Extremwetterereignisse, höhere Temperaturen, steigender Meeresspiegel – Auswirkungen des Klimawandels sind bereits spürbar. Wirtschaft und Gesellschaft müssen sich daran anpassen, Normen und Standards unterstützen dabei.

22.01.2025

Klimaresilienz greifbar machen

Trotz aller Anstrengungen, Treibhausgasemissionen zu senken, lassen sich erste Folgen der weltweiten Erwärmung nicht mehr vermeiden.

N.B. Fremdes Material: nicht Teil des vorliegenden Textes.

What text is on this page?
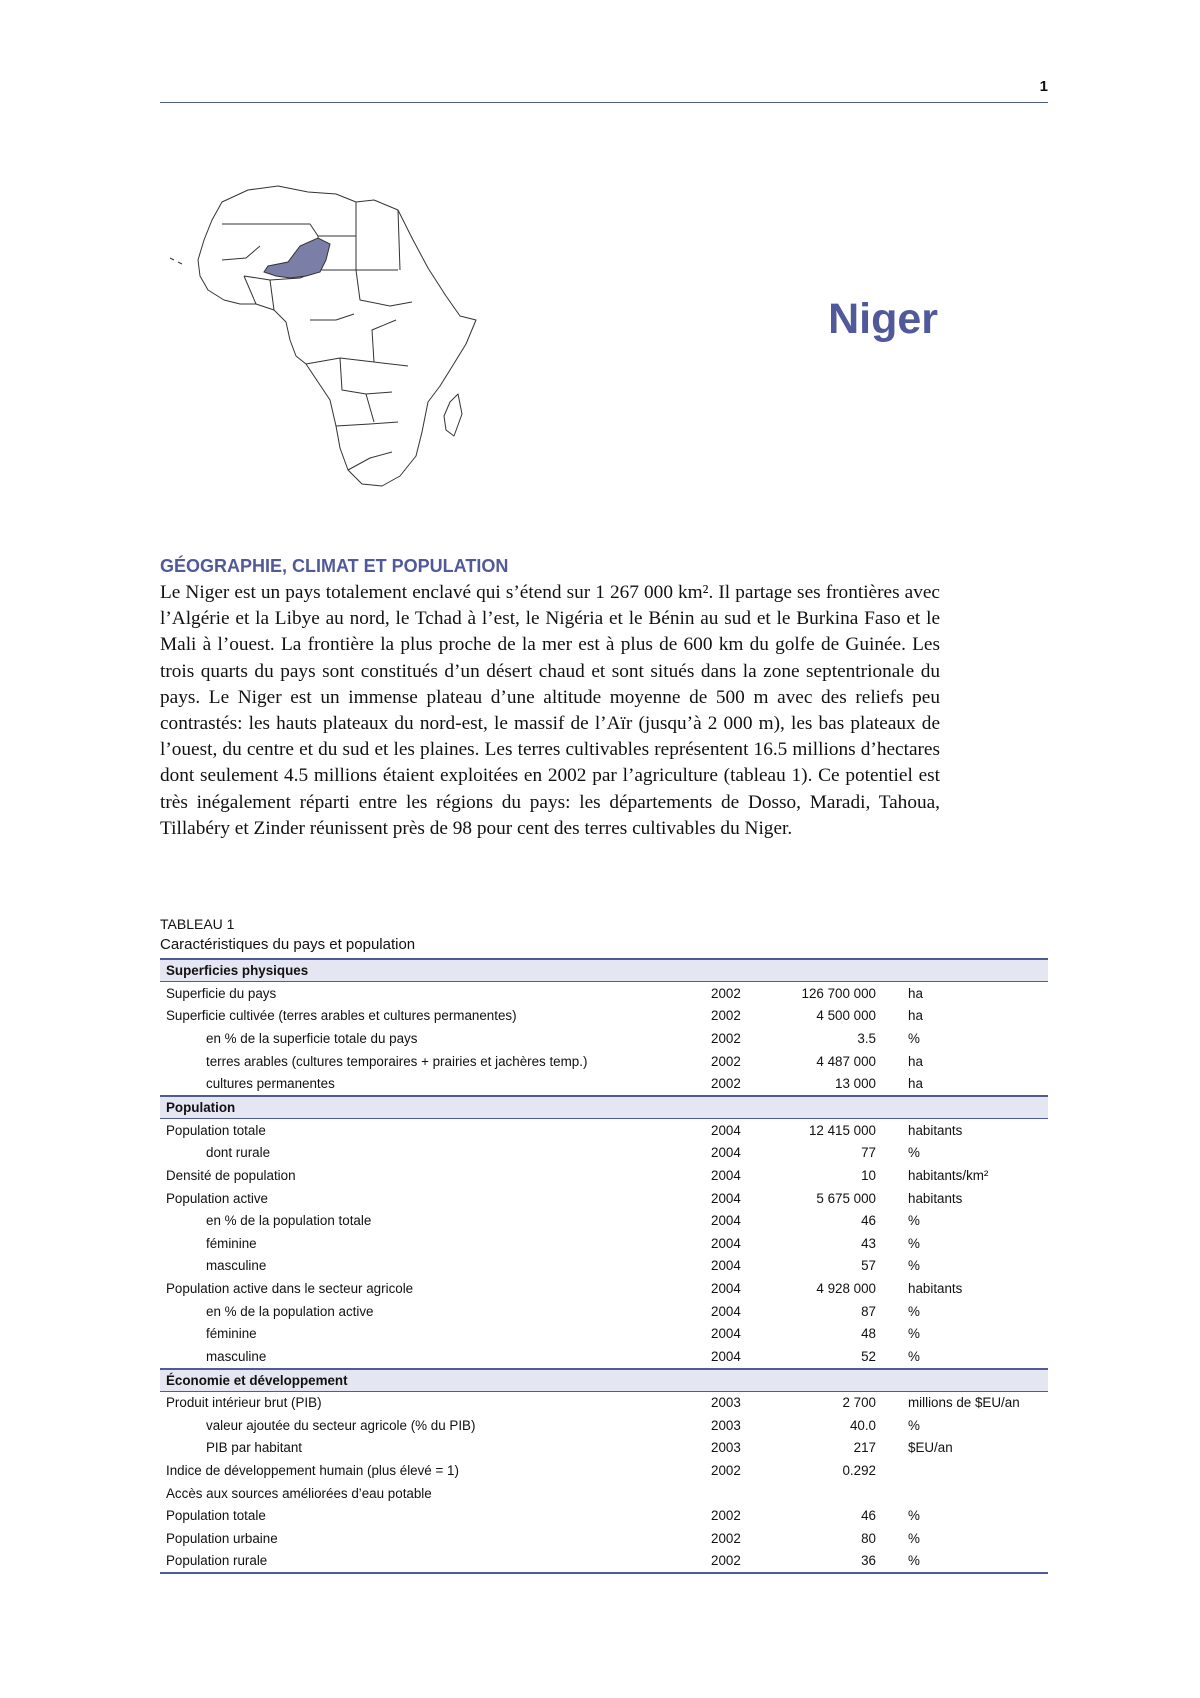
1
Niger
GÉOGRAPHIE, CLIMAT ET POPULATION
Le Niger est un pays totalement enclavé qui s’étend sur 1 267 000 km². Il partage ses frontières avec l’Algérie et la Libye au nord, le Tchad à l’est, le Nigéria et le Bénin au sud et le Burkina Faso et le Mali à l’ouest. La frontière la plus proche de la mer est à plus de 600 km du golfe de Guinée. Les trois quarts du pays sont constitués d’un désert chaud et sont situés dans la zone septentrionale du pays. Le Niger est un immense plateau d’une altitude moyenne de 500 m avec des reliefs peu contrastés: les hauts plateaux du nord-est, le massif de l’Aïr (jusqu’à 2 000 m), les bas plateaux de l’ouest, du centre et du sud et les plaines. Les terres cultivables représentent 16.5 millions d’hectares dont seulement 4.5 millions étaient exploitées en 2002 par l’agriculture (tableau 1). Ce potentiel est très inégalement réparti entre les régions du pays: les départements de Dosso, Maradi, Tahoua, Tillabéry et Zinder réunissent près de 98 pour cent des terres cultivables du Niger.
TABLEAU 1
Caractéristiques du pays et population
Superficies physiques				
Superficie du pays	2002	126 700 000		ha
Superficie cultivée (terres arables et cultures permanentes)	2002	4 500 000		ha
en % de la superficie totale du pays	2002	3.5		%
terres arables (cultures temporaires + prairies et jachères temp.)	2002	4 487 000		ha
cultures permanentes	2002	13 000		ha
Population				
Population totale	2004	12 415 000		habitants
dont rurale	2004	77		%
Densité de population	2004	10		habitants/km²
Population active	2004	5 675 000		habitants
en % de la population totale	2004	46		%
féminine	2004	43		%
masculine	2004	57		%
Population active dans le secteur agricole	2004	4 928 000		habitants
en % de la population active	2004	87		%
féminine	2004	48		%
masculine	2004	52		%
Économie et développement				
Produit intérieur brut (PIB)	2003	2 700		millions de $EU/an
valeur ajoutée du secteur agricole (% du PIB)	2003	40.0		%
PIB par habitant	2003	217		$EU/an
Indice de développement humain (plus élevé = 1)	2002	0.292		
Accès aux sources améliorées d’eau potable				
Population totale	2002	46		%
Population urbaine	2002	80		%
Population rurale	2002	36		%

Und das wirkt sich aus: Auf mindestens 145 Milliarden Euro beziffert die vergangenes Jahr veröffentlichte Studie „Kosten durch Klimawandelfolgen in Deutschland“ die hiesigen Schäden durch den Klimawandel zwischen 2000 und 2021. Die im Auftrag des Bundesministeriums für Klimaschutz durchgeführte Erhebung richtet zudem einen Blick in die Zukunft: Abhängig davon, wie der Klimawandel fortschreitet, gehen die Autoren von künftigen Kosten bis 2050 zwischen 280 und 900 Milliarden Euro aus. Eine Studie des Potsdam- Instituts für Klimafolgenforschung („The economic commitment of climate change“) legt den Fokus auf die weltweiten wirtschaftlichen Schäden durch den Klimawandel und beziffert diese auf jährlich 38 Billionen US-Dollar. Die Zahlen verdeutlichen nicht nur konsequenten Handlungsbedarf in Sachen Klimaschutz, sondern auch, dass sich Wirtschaft und Gesellschaft an das veränderte Klima anpassen müssen, um Folgekosten zu vermeiden oder zu minimieren. Vorausschauendes Handeln ist gefordert – hierbei spielen Normung und Standardisierung eine entscheidende Rolle.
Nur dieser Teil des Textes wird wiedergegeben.